I’m pleased to see that the Hywel Dda Health Board’s new strategic direction for the management of Healthcare Associated Infections is available to view on their Internet site. The paper that outlines the proposals is
I wrote this paper for the board’s Quality and Safety Committee, which considered them in June, following a series of meetings that started in December 2013. The Quality and Safety Committee is one of the Statutory Committees of the board and the complete suite of documents are available via this hyperlink
The paper reflects our concerns that the bulk of healthcare associated infections come into the acute hospitals from the community and that if we are to make a difference, we need to free up members of our infection control team and release them to work in the community. Traditionally, infection control teams have principally worked in hospitals. However, as the paper seeks to explain, if we want to see less infections in the hospital, we need to work with our community colleagues with the aim of preventing infections before they occur. When we looked at serious infections admitted to our hospitals, as measured by bacteraemia (bacteria found in the blood), over 80% occurred in people over 60 (and given that I am in that population, you could say I have a vested interest!.)
Blood cultures ariving in our laboratories have the patients location recorded on the request form. When we looked at the 2013 data, we found 48% were taken by our Accident and Emergency Departments, which by default, meant they had indeed come from a community source. For the commonest infection organism, E. coli, 56% came from this source. However, when we then requested the patients notes on the E. Coli positive patients for December, we found that over 80% were newly admitted with their infections.

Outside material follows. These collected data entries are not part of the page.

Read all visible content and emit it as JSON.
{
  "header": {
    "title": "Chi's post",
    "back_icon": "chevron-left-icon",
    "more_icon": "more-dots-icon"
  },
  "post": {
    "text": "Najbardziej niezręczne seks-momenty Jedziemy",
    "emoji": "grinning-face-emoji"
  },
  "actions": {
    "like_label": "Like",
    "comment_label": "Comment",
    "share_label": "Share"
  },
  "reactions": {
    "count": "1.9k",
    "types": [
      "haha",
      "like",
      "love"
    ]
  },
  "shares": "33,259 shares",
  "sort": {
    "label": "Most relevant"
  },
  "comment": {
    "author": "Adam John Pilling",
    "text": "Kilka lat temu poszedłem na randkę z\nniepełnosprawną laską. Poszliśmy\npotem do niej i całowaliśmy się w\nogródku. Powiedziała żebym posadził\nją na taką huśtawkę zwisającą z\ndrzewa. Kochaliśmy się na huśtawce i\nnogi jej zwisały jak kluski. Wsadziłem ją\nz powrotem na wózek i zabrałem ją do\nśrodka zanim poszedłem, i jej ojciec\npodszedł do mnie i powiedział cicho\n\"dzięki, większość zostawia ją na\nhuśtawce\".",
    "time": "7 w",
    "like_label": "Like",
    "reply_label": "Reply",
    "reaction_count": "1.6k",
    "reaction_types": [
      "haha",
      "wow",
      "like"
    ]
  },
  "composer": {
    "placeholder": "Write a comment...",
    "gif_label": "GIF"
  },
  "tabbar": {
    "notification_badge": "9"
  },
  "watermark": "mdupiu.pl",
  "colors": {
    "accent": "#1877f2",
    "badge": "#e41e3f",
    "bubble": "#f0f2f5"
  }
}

So, the paradigm shift we are making is to increase our engagement in the community, working with our GP’s, their teams and the community nursing homes. The “Law of Multiple Small Positive Returns” is based on my assertion that we can use a complexity science approach to addressing these infections by always seeking to identify and take action on positive steps to influence management. On a personal level, I am increasing the amount of comments I add to reports from the laboratory particularly about urine sample results. This is because one of the commonest organisms causing Urinary Tract Infections (UTIs) is E. coli and my concern is that is we don’t manage urinary infection correctly, this may be why we see E.coli as the major bacteria from blood cultures.